Ada yang sempat terlupakan pada hari
Kamis kemarin, saat saya tengah melatih marching band, Gunawan, anak
kelas VII A, menghampiri dan memberikan sebuah buku kecil yang berisi
cerita. Dia meminta saya membaca dan memberikan komentar atas ‘novel’nya
tersebut. Saya sempat bengong, karena yang dia tulis benar benar mirip
novel, malah ada kata pengantar serta daftar isinya. Padahal dia menulis
cerita tersebut di buku saku yang kecil dan ceritanya terlalu pendek
untuk disebut novel. Namun, karena si anak tersebut mengatakan bahwa itu
adalah novel, maka saya hanya bisa mengiyakan saja.
Buku
saku milik Gunawan yang ia gunakan untuk menulis cerita petualangannya.
Pematik digunakan sebagai pembading betapa kecilnya buku tersebut.
Sayangnya,
saat itu saya tidak sempat membacanya, karena kebetulan kegiatan di
sekolah menjelang perpisahan cukup padat. Buku saku itupun terlupakan
sampai tadi pagi, saat saya melihat anak tersebut di depan kelas. Karena
tadi pagi pun saya masih harus memberikan laporan nilai ke guru guru,
akhirnya saya keluarkan buku tersebut dari tas dan saya simpan di atas
meja agar ingat untuk membaca nya. Nah, siang tadi, akhirnya saya
menyempatkan untuk membaca ‘novel’ yang berjudul ‘Perjuangan Menguak Misteri Gua Lipong’ tersebut.

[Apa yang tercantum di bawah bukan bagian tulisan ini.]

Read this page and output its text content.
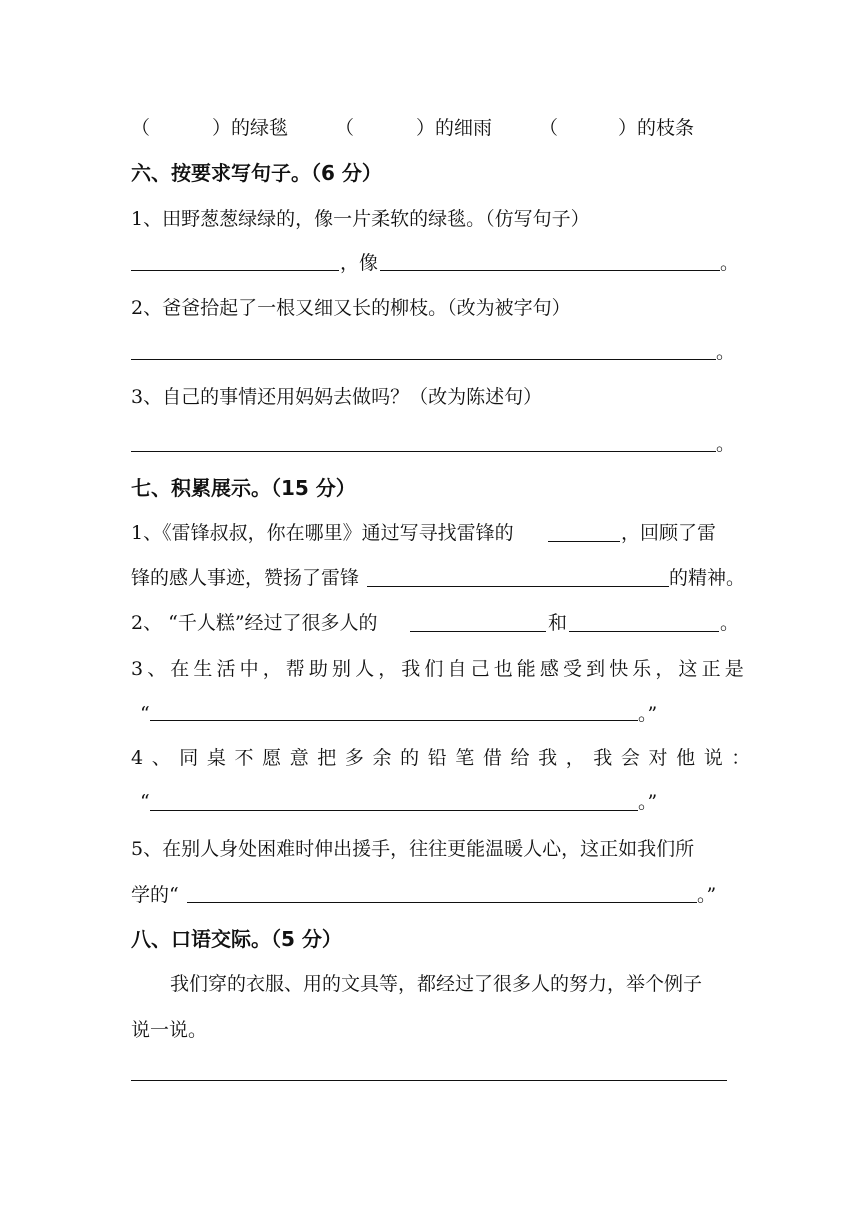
（	）的绿毯 （	）的细雨 （	）的枝条
六、按要求写句子。（6 分）
1、田野葱葱绿绿的，像一片柔软的绿毯。（仿写句子）
，像	。
2、爸爸拾起了一根又细又长的柳枝。（改为被字句）
。
3、自己的事情还用妈妈去做吗？（改为陈述句）
。
七、积累展示。（15 分）
1、《雷锋叔叔，你在哪里》通过写寻找雷锋的	，回顾了雷
锋的感人事迹，赞扬了雷锋	的精神。
2、 “千人糕”经过了很多人的	和	。
3、在生活中，帮助别人，我们自己也能感受到快乐，这正是
“	。”
4、同桌不愿意把多余的铅笔借给我，我会对他说：
“	。”
5、在别人身处困难时伸出援手，往往更能温暖人心，这正如我们所
学的“	。”
八、口语交际。（5 分）
我们穿的衣服、用的文具等，都经过了很多人的努力，举个例子
说一说。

Saat saya mulai membaca nya, saya tidak sempat berhenti membuka setiap halamannya, karena meski bahasanya sederhana, namun ceritanya cukup menarik. Memang anak anak se usianya dipenuhi dengan imajinasi, yang kadang terlihat lucu, polos dan konyol. Saya pun menduga bahwa pemberian nama gua Lipong pun diilhami dari gua peninggalan tentara jepang di desa ini, yang sering disebut gua nipong.
Hanya saja, saya menyesalkan bahwa cerita tersebut berbau kekerasan (kematian, pembunuhan). Saya pun tidak menyalahkan si anak tersebut, karena mungkin semua itu diilhami dari tontonan yang sering ia lihat di TV. Saya pun jadi teringat tulisan anak saya yang lain, yaitu cerpen yang berjudul Naimah. Cerpen karya anak kelas VIII ini pun cenderung berbau kekerasan. Hal yang tidak saya sadari selama ini. Pikiran saya pun berlanjut ke tulisan tulisan mereka yang lain. Terutama puisi puisi yang sempat mereka posting kan di Tulisan Barudak. Meski tidak semua, namun cinta mendominasi tema puisi mereka. Yah, saya pun tidak bisa lari dari kenyataan, bahwa anak anak sekarang cenderung lebih cepat mengenal cinta dibanding anak jaman dulu.
Yah, mungkin inilah salah satu hikmah dari mengumpulkan tulisan tulisan mereka. Saya setidaknya sedikit tahu, bagaimana karakter mereka, bagaimana pemikiran mereka tentang hidup, tentang cinta, bahkan tentang guru mereka. :D
Di luar semua itu, saya sangat bersyukur bahwa anak anak saya mulai tergerak untuk menulis, dan berharap mereka membentuk diri mereka lebih baik dengan tulisan mereka.